This repository contains the computational workflows and downstream analysis notebooks related to the update of PolyASite Atlas to next version (v4.0) dedicated to Cell-Type Level quantification of PASs.
The repository is optimized for running BOTH the workflows and analysis in jupyter notebook on HPC cluster.
On sciCORE HPC, running jupyter notebook on a computational node is nicely enabled by OnDemand service.
We utilize a hybrid approach: Snakemake for robust, scalable data processing on HPC clusters (sciCORE), and Jupyter Notebooks for interactive downstream analysis and visualization.
Currently, we are planning to utilize newly developped scQPAS tool to associate every UMI in every cell of a 10X 3' scRNA-seq sample to a most likely PAS taking advantage of specific cDNA fragment size distribution generated during library prep. We make UCSC trackhub to interactively visualize these data using UCSC Genome browser
In parallel, we plan to use Sanity to obtain normalized UMI counts per genes, and then use Bonsai to build a tree of cells for every tissue in the collected Human Cell Atlas dataset. Next we will use marker gene sets from CellMarker 2.0 to annotate the tree branches and further isolate cells into respective cell type groups.
Lastly, scQPAS output will be aggregated within obtained cell types to produce characteristic PAS usage quantification for every cell type.
We've used IGV genome browser to visualize .bam file with alignments and annotation tracks.
GAPDH gene
Alignments were grouped by cell barcode tag (CB) and colored by UMI tag (UB).
Zoom-in into the PolyA site:
.
├── CellTypePASatlas-current.ipynb # Main master Jupyter notebook for downstream analysis
├── CellTypePASatlas.template.env # Template for required environment variables/paths
├── install/
│ └── environment.yaml # Conda environment specification for the Jupyter notebook
└── WF/ # Snakemake Workflow Engine
├── Snakefile-prepare # Pipeline Step 1: scRNA-seq data processing (alignment, etc.)
├── Snakefile-quantification-faster # Pipeline Step 2: Quantification (gene counts, scQPAS quantification)
├── config.template.yaml # Template configuration for Snakemake parameters
├── envs/ # Conda environments isolated for specific Snakemake rules
├── profile/ # SLURM execution profile for the HPC
└── scripts/ # Python and R scripts utilized by both Snakemake and Jupyter
To ensure strict reproducibility and security, this project uses .env files to manage all absolute paths (data directories, genome annotations, etc.). Do not hardcode paths into the Python or Snakemake files.
Clone this repository into your local user space ($HOME):
git clone https://github.com/zavolanlab/CellType_PolyASite_Atlas.git
cd CellType_PolyASite_AtlasYou must map the project to your local HPC paths. First, copy the template, rename it, and fill in your absolute paths, for example like that:
cp CellTypePASatlas.template.env CellTypePASatlas.scicore.env
# Open .env and edit the "Base Directories" section to match your system- Recommended if you are a group member on sciCORE: move the
CellTypePASatlas.scicore.envto Project GROUP folder and symlink into your local repository directory:ln -s <a file with specified sciCORE paths> CRISPR_projects.scicore.env
This way CellTypePASatlas.scicore.env will be automatically accessible by group members but will not be tracked by git.
(Note: *.env files are ignored by git to protect private cluster paths, except the CellTypePASatlas.template.env file).
Create and activate the master environment required to run the Jupyter notebook and standard data science libraries (Pandas, UMAP, SciPy, BioPython, etc.):
conda env create -f install/environment.yaml
conda activate cell_type_pas_atlasThe heavy lifting is divided into two separate Snakemake workflows located in the WF/ directory.

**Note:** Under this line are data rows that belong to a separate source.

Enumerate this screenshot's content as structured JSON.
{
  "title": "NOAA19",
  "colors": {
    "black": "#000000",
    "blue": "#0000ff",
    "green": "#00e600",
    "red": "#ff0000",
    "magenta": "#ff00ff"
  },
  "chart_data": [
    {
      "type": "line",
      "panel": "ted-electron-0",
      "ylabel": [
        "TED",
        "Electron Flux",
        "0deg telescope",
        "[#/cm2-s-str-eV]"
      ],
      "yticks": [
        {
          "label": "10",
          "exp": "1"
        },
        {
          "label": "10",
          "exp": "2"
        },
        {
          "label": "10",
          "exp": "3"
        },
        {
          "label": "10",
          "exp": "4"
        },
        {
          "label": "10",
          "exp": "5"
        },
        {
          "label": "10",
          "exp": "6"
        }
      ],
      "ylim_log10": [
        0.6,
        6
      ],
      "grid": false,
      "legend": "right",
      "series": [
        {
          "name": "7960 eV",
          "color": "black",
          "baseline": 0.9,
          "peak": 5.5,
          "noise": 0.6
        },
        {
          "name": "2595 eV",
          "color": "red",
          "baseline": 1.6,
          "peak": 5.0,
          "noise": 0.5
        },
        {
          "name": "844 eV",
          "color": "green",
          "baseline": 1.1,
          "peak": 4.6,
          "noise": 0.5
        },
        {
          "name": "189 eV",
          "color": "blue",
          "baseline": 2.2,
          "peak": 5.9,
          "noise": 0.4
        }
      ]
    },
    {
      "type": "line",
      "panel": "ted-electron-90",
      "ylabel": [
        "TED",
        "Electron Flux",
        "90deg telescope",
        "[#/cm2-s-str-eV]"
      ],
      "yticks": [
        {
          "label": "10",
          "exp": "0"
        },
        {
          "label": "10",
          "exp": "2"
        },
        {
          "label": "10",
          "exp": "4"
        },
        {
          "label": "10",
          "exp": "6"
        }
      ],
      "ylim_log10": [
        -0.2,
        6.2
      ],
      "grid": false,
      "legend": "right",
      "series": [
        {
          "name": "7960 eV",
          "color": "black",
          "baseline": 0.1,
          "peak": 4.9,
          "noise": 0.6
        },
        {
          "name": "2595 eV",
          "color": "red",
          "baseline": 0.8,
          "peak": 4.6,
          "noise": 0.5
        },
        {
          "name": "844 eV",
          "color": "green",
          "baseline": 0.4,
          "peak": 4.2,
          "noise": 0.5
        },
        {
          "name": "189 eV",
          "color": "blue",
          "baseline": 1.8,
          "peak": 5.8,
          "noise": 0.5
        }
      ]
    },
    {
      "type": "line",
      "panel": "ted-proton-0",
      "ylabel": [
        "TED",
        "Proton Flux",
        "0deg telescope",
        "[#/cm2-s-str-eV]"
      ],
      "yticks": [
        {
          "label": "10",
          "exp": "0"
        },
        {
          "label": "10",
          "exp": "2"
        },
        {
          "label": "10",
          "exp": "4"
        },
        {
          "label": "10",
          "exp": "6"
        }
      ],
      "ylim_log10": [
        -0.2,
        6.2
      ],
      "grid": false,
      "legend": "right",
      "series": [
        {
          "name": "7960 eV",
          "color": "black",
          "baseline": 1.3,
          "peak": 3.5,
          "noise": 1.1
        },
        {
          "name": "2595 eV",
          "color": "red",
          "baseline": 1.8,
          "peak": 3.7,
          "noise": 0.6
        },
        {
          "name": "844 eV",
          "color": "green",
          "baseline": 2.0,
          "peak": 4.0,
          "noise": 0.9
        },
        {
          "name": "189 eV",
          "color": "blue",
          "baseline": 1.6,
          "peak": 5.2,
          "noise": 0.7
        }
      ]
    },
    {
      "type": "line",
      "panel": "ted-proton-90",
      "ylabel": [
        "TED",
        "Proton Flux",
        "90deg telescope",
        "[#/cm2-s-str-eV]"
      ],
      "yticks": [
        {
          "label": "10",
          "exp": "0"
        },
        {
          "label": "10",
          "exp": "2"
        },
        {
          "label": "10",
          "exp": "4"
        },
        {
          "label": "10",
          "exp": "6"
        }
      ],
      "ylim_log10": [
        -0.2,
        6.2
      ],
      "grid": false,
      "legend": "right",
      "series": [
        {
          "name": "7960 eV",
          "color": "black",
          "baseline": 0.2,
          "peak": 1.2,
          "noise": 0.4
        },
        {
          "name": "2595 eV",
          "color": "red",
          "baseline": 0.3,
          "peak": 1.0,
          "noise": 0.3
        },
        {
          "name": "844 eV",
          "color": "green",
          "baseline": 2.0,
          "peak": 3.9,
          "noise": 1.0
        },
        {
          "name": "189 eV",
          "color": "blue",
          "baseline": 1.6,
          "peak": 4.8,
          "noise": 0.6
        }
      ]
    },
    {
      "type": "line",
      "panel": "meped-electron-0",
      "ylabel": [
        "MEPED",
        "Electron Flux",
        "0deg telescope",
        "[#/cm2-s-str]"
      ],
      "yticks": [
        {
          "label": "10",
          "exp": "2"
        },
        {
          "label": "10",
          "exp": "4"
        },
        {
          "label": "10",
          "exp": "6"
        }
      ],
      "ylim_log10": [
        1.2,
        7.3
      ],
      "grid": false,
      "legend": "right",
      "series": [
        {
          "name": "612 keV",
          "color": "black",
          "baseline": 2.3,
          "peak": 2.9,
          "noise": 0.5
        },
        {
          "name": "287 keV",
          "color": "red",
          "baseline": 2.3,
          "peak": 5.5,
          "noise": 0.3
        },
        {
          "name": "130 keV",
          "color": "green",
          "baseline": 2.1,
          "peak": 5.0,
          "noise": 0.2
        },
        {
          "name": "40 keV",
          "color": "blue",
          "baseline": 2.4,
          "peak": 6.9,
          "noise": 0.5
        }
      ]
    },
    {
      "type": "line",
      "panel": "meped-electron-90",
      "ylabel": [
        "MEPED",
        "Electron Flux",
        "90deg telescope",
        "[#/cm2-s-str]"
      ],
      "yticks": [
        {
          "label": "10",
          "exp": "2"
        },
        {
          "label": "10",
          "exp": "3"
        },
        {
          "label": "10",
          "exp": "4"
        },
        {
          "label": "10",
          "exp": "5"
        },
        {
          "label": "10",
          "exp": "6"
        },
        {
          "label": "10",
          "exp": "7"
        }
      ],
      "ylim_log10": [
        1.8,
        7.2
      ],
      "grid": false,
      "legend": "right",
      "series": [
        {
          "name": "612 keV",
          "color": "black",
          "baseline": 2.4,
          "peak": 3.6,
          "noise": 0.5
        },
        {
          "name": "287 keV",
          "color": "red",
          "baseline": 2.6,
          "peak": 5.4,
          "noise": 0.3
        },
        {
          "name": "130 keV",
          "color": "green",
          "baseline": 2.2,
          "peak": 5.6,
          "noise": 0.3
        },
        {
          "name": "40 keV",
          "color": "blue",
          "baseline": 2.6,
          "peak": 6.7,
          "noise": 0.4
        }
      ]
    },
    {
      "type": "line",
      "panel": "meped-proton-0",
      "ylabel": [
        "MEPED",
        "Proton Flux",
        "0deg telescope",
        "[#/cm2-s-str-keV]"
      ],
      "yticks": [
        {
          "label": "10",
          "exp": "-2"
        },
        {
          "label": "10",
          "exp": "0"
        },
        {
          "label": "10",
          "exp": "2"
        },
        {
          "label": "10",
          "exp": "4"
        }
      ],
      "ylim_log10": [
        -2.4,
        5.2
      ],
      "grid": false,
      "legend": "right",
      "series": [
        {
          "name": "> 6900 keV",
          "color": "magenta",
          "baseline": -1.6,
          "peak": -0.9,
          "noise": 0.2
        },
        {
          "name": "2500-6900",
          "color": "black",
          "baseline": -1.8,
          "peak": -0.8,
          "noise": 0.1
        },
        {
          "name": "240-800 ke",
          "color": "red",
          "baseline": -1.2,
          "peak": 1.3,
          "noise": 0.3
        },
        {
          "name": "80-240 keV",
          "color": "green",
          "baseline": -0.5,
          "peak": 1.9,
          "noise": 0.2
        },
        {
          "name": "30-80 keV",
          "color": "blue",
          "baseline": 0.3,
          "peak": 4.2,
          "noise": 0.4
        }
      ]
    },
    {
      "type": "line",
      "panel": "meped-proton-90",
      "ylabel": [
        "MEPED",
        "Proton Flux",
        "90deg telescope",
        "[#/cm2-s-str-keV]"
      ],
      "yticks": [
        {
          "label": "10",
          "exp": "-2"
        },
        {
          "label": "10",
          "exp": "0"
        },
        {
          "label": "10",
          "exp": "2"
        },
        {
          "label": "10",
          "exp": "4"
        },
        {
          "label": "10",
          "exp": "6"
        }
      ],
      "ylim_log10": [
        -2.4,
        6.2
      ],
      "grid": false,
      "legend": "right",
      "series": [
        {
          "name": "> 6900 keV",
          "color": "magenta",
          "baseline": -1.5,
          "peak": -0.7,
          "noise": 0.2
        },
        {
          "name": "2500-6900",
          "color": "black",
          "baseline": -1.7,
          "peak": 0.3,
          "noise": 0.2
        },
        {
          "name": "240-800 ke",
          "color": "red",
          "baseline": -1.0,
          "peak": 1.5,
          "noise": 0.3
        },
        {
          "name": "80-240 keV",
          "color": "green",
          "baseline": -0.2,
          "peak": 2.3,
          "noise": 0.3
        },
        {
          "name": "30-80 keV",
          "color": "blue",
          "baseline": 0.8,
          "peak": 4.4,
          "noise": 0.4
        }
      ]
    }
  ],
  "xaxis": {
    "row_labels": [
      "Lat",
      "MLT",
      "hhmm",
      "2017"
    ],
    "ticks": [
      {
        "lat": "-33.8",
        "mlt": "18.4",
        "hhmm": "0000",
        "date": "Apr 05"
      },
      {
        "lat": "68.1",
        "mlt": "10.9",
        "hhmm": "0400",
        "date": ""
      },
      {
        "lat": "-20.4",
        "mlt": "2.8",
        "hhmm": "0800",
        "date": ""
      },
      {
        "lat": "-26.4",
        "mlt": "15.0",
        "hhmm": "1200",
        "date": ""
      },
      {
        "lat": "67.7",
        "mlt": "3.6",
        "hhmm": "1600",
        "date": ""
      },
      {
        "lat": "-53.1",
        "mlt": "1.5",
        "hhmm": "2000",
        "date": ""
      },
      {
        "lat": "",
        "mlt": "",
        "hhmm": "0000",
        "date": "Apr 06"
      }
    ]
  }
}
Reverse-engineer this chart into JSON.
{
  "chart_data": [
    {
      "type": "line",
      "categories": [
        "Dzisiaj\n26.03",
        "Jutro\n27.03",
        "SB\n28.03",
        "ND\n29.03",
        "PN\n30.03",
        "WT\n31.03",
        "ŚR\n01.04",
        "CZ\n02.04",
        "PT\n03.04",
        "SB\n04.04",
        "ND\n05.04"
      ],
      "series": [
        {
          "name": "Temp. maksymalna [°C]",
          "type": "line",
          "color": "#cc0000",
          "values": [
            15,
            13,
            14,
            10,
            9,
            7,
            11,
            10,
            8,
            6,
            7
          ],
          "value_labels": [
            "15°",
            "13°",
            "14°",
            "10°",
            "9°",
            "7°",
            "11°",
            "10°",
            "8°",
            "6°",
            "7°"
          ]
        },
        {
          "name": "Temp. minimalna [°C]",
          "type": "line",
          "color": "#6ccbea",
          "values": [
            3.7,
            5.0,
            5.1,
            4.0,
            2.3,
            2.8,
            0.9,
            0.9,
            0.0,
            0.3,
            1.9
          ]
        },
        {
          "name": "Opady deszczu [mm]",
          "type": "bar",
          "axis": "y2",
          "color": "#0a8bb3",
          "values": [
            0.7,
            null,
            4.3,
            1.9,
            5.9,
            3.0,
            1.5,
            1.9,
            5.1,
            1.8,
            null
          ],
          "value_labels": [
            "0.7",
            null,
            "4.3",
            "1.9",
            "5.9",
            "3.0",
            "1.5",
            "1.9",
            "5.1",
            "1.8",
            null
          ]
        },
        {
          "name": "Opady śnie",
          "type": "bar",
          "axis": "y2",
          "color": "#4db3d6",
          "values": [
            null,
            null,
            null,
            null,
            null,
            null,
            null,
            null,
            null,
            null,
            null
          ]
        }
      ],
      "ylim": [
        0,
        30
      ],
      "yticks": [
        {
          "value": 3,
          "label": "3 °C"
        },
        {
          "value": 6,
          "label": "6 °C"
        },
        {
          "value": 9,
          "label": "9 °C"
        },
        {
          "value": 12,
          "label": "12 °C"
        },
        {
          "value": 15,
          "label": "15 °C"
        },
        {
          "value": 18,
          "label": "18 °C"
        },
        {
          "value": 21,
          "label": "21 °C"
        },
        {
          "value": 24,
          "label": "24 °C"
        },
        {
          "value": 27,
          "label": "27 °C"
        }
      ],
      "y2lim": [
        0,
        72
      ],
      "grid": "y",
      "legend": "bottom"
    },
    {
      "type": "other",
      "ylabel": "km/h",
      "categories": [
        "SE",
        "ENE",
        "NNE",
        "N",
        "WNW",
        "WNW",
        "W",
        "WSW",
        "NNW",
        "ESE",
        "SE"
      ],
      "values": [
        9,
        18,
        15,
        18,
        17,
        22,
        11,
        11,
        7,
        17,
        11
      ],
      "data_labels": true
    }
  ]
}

Configuration of the workflows (i.e. creation of input .tsv with sample specification and .yaml config is done inside the jupyter notebook)
Bash commands are also prepared inside the jupyter notebook. They should be further copied into command line and executed.
On an HPC cluster like sciCORE, workflows should be executed on a login node. Snakemake further automatically submits jobs to computational nodes.
Once the Snakemake workflows are complete, all results are routed to the shared group directories defined in your .env file.
Use respective sections of CellTypePASatlas-current.ipynb to analyze the outputs.
The notebook automatically loads your .env paths using python-dotenv, allowing it to dynamically locate all workflow results, figures, and metadata regardless of where you cloned this repository.